SELBLOG, Shanning's theory would determine the amount of information by how much each symbol reduces the uncertainty for that symbol among all the possible symbols in the code. At the level of each character, the possible symbols are the letters of the alphabet, space, and punctuation. That constitutes a code.

At the level of the words, the level of uncertainty for each symbol (each word) is the receiver's uncertainty for which word will appear next out of the tens of thousands of shared vocabulary between the sender and the receiver. The shared vocabulary of words between sender and receiver is also a code.

For a human receiver, the letters code is not very important. Let us just assume that the human is interested in the code of words. As such, not every possible word in the shared vocabulary is equally probable as a next word, given the words that predecded it.

But that notion of how much uncertainty for which of the possible symbols is next lays the basis for computing the amount of information in the message. By the way, if the receiver is someone who has memorized Hamlet, that message contains no information at all, because it does not affect the uncertainty of which symbols appear after their predecessors.

To wit, if I called you on the phone to tell you that you write a blog called SELBLOG, my message would not reduce your uncertainty in any way. In other words you would not be further informed by my message. Although it seems like just an engineering notion, Shannon would ask what is the minimum number of bits required to send you that message to reduce your uncertainty. Since the reduction is zero, the minimum number of bits required for me to not reduce your uncertainty for the name of your blog is zero.

I would appreciate any comments from anyone as to whether I explained it correctly and well.

Unknown said...

"whether a given string of text is “specified” is determined by whether the description of the string can be compressed. Take the second group of text as an example. It can be compressed to “first 12 lines of Hamlet’s soliloquy.” This is simply not possible for the first string. The shortest full description of the first string is nothing less than the string itself."

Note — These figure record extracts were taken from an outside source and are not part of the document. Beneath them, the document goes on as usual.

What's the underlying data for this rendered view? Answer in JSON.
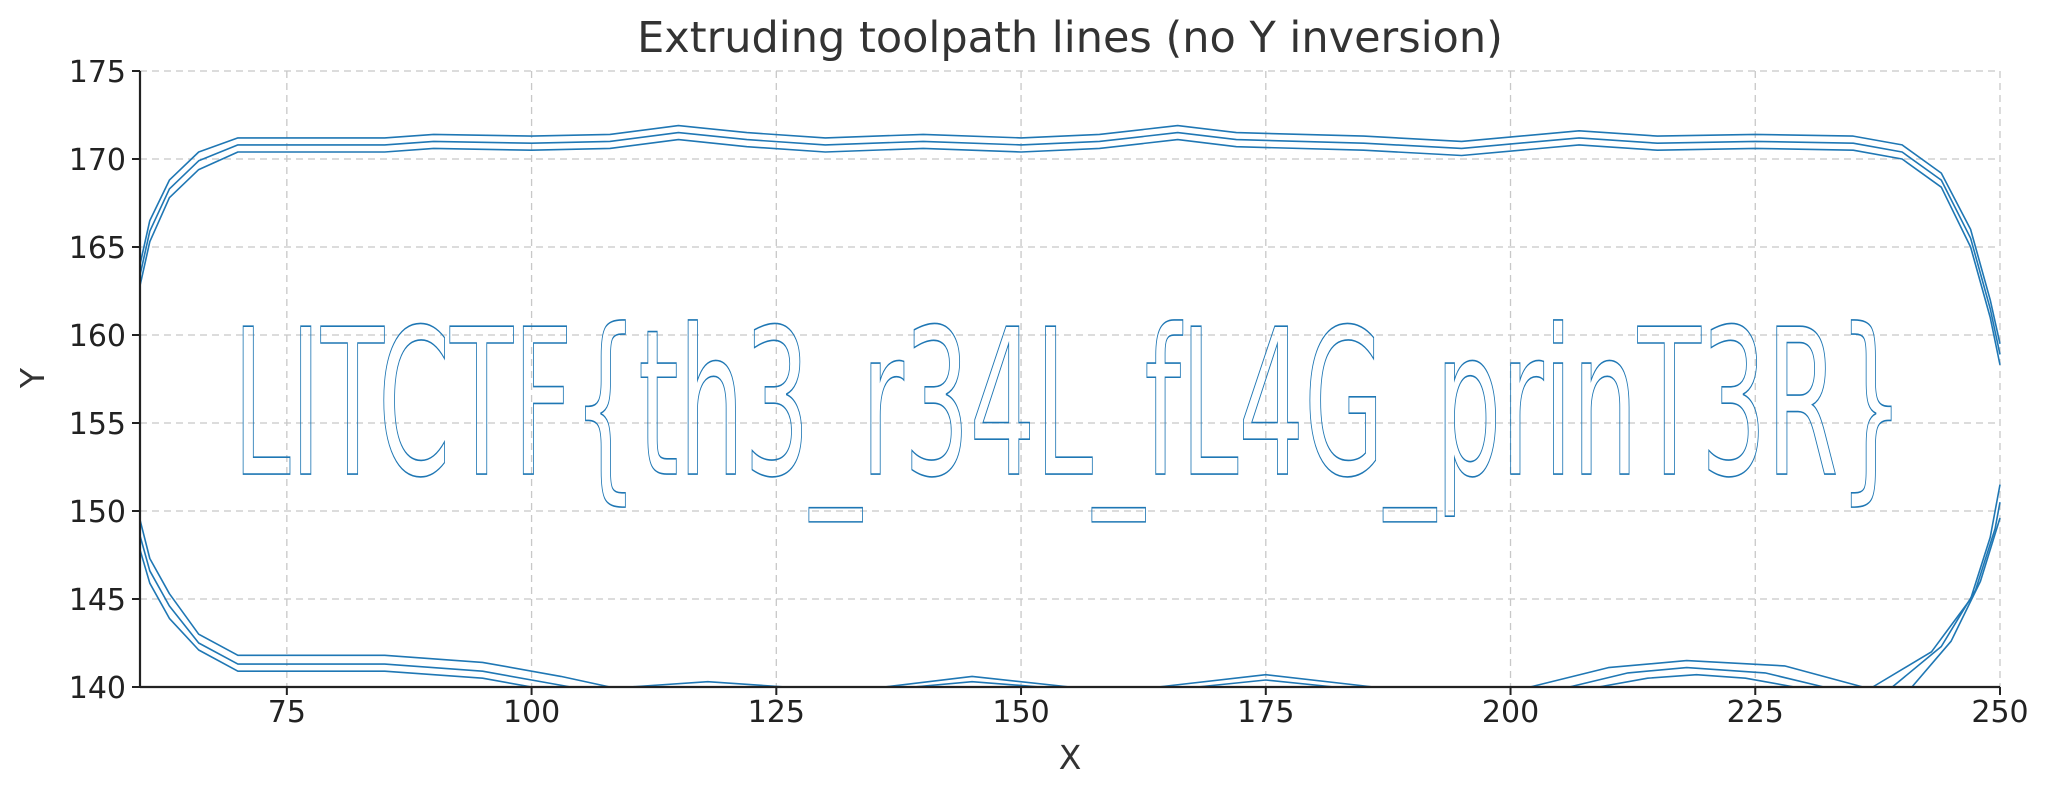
{
  "chart_data": {
    "type": "line",
    "title": "Extruding toolpath lines (no Y inversion)",
    "xlabel": "X",
    "ylabel": "Y",
    "xlim": [
      60,
      250
    ],
    "ylim": [
      140,
      175
    ],
    "xticks": [
      75,
      100,
      125,
      150,
      175,
      200,
      225,
      250
    ],
    "yticks": [
      140,
      145,
      150,
      155,
      160,
      165,
      170,
      175
    ],
    "grid": true,
    "color": "#1f77b4",
    "plotted_text": "LITCTF{th3_r34L_fL4G_prinT3R}",
    "plotted_text_extent": {
      "x": [
        69.5,
        240.2
      ],
      "y": [
        149.5,
        160.8
      ]
    },
    "series": [
      {
        "points": [
          [
            60,
            164
          ],
          [
            61,
            166.5
          ],
          [
            63,
            168.8
          ],
          [
            66,
            170.4
          ],
          [
            70,
            171.2
          ],
          [
            85,
            171.2
          ],
          [
            90,
            171.4
          ],
          [
            100,
            171.3
          ],
          [
            108,
            171.4
          ],
          [
            115,
            171.9
          ],
          [
            122,
            171.5
          ],
          [
            130,
            171.2
          ],
          [
            140,
            171.4
          ],
          [
            150,
            171.2
          ],
          [
            158,
            171.4
          ],
          [
            166,
            171.9
          ],
          [
            172,
            171.5
          ],
          [
            185,
            171.3
          ],
          [
            195,
            171.0
          ],
          [
            207,
            171.6
          ],
          [
            215,
            171.3
          ],
          [
            225,
            171.4
          ],
          [
            235,
            171.3
          ],
          [
            240,
            170.8
          ],
          [
            244,
            169.2
          ],
          [
            247,
            166
          ],
          [
            249,
            162
          ],
          [
            250,
            159.5
          ]
        ]
      },
      {
        "points": [
          [
            60,
            163.4
          ],
          [
            61,
            165.9
          ],
          [
            63,
            168.3
          ],
          [
            66,
            169.9
          ],
          [
            70,
            170.8
          ],
          [
            85,
            170.8
          ],
          [
            90,
            171.0
          ],
          [
            100,
            170.9
          ],
          [
            108,
            171.0
          ],
          [
            115,
            171.5
          ],
          [
            122,
            171.1
          ],
          [
            130,
            170.8
          ],
          [
            140,
            171.0
          ],
          [
            150,
            170.8
          ],
          [
            158,
            171.0
          ],
          [
            166,
            171.5
          ],
          [
            172,
            171.1
          ],
          [
            185,
            170.9
          ],
          [
            195,
            170.6
          ],
          [
            207,
            171.2
          ],
          [
            215,
            170.9
          ],
          [
            225,
            171.0
          ],
          [
            235,
            170.9
          ],
          [
            240,
            170.4
          ],
          [
            244,
            168.8
          ],
          [
            247,
            165.5
          ],
          [
            249,
            161.5
          ],
          [
            250,
            158.9
          ]
        ]
      },
      {
        "points": [
          [
            60,
            162.8
          ],
          [
            61,
            165.3
          ],
          [
            63,
            167.8
          ],
          [
            66,
            169.4
          ],
          [
            70,
            170.4
          ],
          [
            85,
            170.4
          ],
          [
            90,
            170.6
          ],
          [
            100,
            170.5
          ],
          [
            108,
            170.6
          ],
          [
            115,
            171.1
          ],
          [
            122,
            170.7
          ],
          [
            130,
            170.4
          ],
          [
            140,
            170.6
          ],
          [
            150,
            170.4
          ],
          [
            158,
            170.6
          ],
          [
            166,
            171.1
          ],
          [
            172,
            170.7
          ],
          [
            185,
            170.5
          ],
          [
            195,
            170.2
          ],
          [
            207,
            170.8
          ],
          [
            215,
            170.5
          ],
          [
            225,
            170.6
          ],
          [
            235,
            170.5
          ],
          [
            240,
            170.0
          ],
          [
            244,
            168.4
          ],
          [
            247,
            165.0
          ],
          [
            249,
            161.0
          ],
          [
            250,
            158.3
          ]
        ]
      },
      {
        "points": [
          [
            60,
            149.5
          ],
          [
            61,
            147.3
          ],
          [
            63,
            145.3
          ],
          [
            66,
            143.0
          ],
          [
            70,
            141.8
          ],
          [
            85,
            141.8
          ],
          [
            95,
            141.4
          ],
          [
            103,
            140.6
          ],
          [
            108,
            140.0
          ]
        ]
      },
      {
        "points": [
          [
            60,
            148.6
          ],
          [
            61,
            146.6
          ],
          [
            63,
            144.6
          ],
          [
            66,
            142.5
          ],
          [
            70,
            141.3
          ],
          [
            85,
            141.3
          ],
          [
            95,
            140.9
          ],
          [
            102,
            140.2
          ],
          [
            104,
            140.0
          ]
        ]
      },
      {
        "points": [
          [
            60,
            147.8
          ],
          [
            61,
            145.9
          ],
          [
            63,
            143.9
          ],
          [
            66,
            142.1
          ],
          [
            70,
            140.9
          ],
          [
            85,
            140.9
          ],
          [
            95,
            140.5
          ],
          [
            100,
            140.0
          ]
        ]
      },
      {
        "points": [
          [
            110,
            140.0
          ],
          [
            118,
            140.3
          ],
          [
            126,
            140.0
          ]
        ]
      },
      {
        "points": [
          [
            136,
            140.0
          ],
          [
            145,
            140.6
          ],
          [
            155,
            140.0
          ]
        ]
      },
      {
        "points": [
          [
            139,
            140.0
          ],
          [
            145,
            140.3
          ],
          [
            152,
            140.0
          ]
        ]
      },
      {
        "points": [
          [
            164,
            140.0
          ],
          [
            175,
            140.7
          ],
          [
            186,
            140.0
          ]
        ]
      },
      {
        "points": [
          [
            168,
            140.0
          ],
          [
            175,
            140.4
          ],
          [
            182,
            140.0
          ]
        ]
      },
      {
        "points": [
          [
            202,
            140.0
          ],
          [
            210,
            141.1
          ],
          [
            218,
            141.5
          ],
          [
            228,
            141.2
          ],
          [
            236,
            140.0
          ]
        ]
      },
      {
        "points": [
          [
            206,
            140.0
          ],
          [
            212,
            140.8
          ],
          [
            218,
            141.1
          ],
          [
            226,
            140.8
          ],
          [
            232,
            140.0
          ]
        ]
      },
      {
        "points": [
          [
            209,
            140.0
          ],
          [
            214,
            140.5
          ],
          [
            219,
            140.7
          ],
          [
            224,
            140.5
          ],
          [
            229,
            140.0
          ]
        ]
      },
      {
        "points": [
          [
            237,
            140.0
          ],
          [
            243,
            142.0
          ],
          [
            247,
            145.0
          ],
          [
            249,
            148.5
          ],
          [
            250,
            151.5
          ]
        ]
      },
      {
        "points": [
          [
            239,
            140.0
          ],
          [
            244,
            142.3
          ],
          [
            247.5,
            145.5
          ],
          [
            249.5,
            149.0
          ],
          [
            250,
            150.5
          ]
        ]
      },
      {
        "points": [
          [
            241,
            140.0
          ],
          [
            245,
            142.6
          ],
          [
            248,
            146.0
          ],
          [
            250,
            149.6
          ]
        ]
      }
    ]
  }
}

From Shannon's theory, the information content in "first 12 lines of Hamlet's soliloquy" would be the same as the actual text of the first 12 lines. It would reduce the uncertainty of the receiver by the same amount.

In fact, if the receiver was a specialized computer program that dealt only with lines of shakespeare, a code that was something like HA1-12 (for Hamlet, lines 1-12) would also be equivalent. The computer program's uncertainty for which lines of Shakespeare is being specified by the message, out of all possible lines of Shakespeare, would be reduced to zero just like sending the actual lines to you and I. You could probably devise an even more compact code in terms of numbers of bits that could precisely specify a set of lines in a particular play.